La escasez ha disparado los precios del bocarte hasta los nueve euros el kilo en las lonjas y ha provocado que sea el producto que más se ha encarecido este año con un incremento del 18%. Como consecuencia, se espera un aumento de las importaciones procedentes de Argentina o Chile para abastecer los mercados españoles.
De hecho, la Comisión Europea (CE) tiene previsto proponer el incremento en 6.000 toneladas de la cuota de importaciones de bocarte a toda la Unión Europea, con lo que se pasará de las 2.000 actuales a 8.000, pudiendo paliar así la falta de producto para las conserveras.
Los pescadores españoles insisten en el cierre inmediato de la pesquería en el golfo de Vizcaya, una decisión que la CE ha retrasado hasta el conocimiento de los informes científicos sobre la situación del caladero, previstos para el 30 de junio.
«Si se confirma que están por debajo de las 28.000 toneladas de biomasa, la CE cerrará de inmediato la pesca», aseguró esta semana el comisario europeo de Pesca, Joe Borg.
Y es que las alertas sobre un posible colapso del caladero se han repetido en los últimos meses. Lorenzo Motos explica que para llegar a la situación actual de alarma se han conjugado circunstancias naturales y la práctica de la pesca, causante de un 40% de las muertes de estos peces.
Tres años de vida
El bocarte es una especie de vida corta -tres años-, sometida a una alta mortalidad, porque está en la base de la pirámide alimenticia marina, lo que conlleva que una buena parte de cada generación se vea diezmada cada año, explica Motos.
Cada bocarte puede poner unos 200.000 ó 300.000 huevos al año, de los que a veces sólo sobrevive uno, suficiente para mantener la biomasa. Pero si la abundancia de las nuevas generaciones de bocarte falla, la población se reduce rápidamente y se puede llegar al colapso del que es difícil de recuperarse como sucedió con la anchoveta del Perú, la sardina de California, el arenque de Noruego o el bocarte en el mar de Alborán.

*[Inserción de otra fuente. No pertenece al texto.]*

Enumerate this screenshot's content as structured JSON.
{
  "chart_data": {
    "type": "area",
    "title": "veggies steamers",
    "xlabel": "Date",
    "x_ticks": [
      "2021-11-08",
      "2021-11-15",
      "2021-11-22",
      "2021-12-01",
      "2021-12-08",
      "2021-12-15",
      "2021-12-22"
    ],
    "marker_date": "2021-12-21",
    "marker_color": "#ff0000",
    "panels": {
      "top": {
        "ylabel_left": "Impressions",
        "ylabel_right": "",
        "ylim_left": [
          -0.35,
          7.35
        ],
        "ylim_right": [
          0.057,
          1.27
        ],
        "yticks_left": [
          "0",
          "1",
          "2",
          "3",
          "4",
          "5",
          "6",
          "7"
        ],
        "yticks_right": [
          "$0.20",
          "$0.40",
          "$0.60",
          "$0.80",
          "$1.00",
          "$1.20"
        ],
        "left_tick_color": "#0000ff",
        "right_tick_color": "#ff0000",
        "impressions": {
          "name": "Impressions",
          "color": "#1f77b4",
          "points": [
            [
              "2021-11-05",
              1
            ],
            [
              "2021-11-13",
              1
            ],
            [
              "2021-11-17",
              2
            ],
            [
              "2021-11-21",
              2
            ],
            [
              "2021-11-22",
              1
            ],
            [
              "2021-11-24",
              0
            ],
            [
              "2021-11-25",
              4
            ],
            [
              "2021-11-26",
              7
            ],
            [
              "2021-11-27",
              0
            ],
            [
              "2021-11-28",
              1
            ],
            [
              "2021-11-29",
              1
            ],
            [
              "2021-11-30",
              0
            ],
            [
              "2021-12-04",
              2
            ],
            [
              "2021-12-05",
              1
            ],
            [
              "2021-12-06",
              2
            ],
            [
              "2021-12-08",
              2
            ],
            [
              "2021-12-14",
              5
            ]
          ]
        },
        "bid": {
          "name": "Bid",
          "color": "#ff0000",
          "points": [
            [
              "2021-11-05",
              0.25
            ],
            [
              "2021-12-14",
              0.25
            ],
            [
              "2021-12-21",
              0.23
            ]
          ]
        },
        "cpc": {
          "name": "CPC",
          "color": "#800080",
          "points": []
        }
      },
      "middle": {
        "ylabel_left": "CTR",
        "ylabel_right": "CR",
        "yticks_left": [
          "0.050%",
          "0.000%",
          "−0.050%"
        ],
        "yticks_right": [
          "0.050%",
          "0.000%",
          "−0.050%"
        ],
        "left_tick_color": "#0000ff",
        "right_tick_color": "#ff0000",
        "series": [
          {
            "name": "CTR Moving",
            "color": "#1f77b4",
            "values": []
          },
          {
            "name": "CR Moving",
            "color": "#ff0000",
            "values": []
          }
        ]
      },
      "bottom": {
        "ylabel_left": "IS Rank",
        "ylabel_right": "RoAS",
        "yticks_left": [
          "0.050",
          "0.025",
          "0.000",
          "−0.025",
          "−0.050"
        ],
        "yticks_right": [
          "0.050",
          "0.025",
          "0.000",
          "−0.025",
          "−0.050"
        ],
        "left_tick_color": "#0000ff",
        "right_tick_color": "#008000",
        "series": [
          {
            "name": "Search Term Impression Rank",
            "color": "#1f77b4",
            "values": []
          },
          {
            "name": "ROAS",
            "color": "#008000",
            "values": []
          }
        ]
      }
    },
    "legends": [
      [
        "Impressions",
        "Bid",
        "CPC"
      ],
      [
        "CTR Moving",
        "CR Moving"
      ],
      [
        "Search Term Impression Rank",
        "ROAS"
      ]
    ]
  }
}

Sin embargo, a pesar de la escasez, los expertos consideran que el precio al consumidor rondará las cifras actuales durante toda la temporada (nueve euros) y advierten de que, aunque se registren descensos puntuales, éstos no deben ser interpretados como tales porque pueden deberse a la entrada de boquerón de otros países que, en principio, se cotizan menos que el nacional.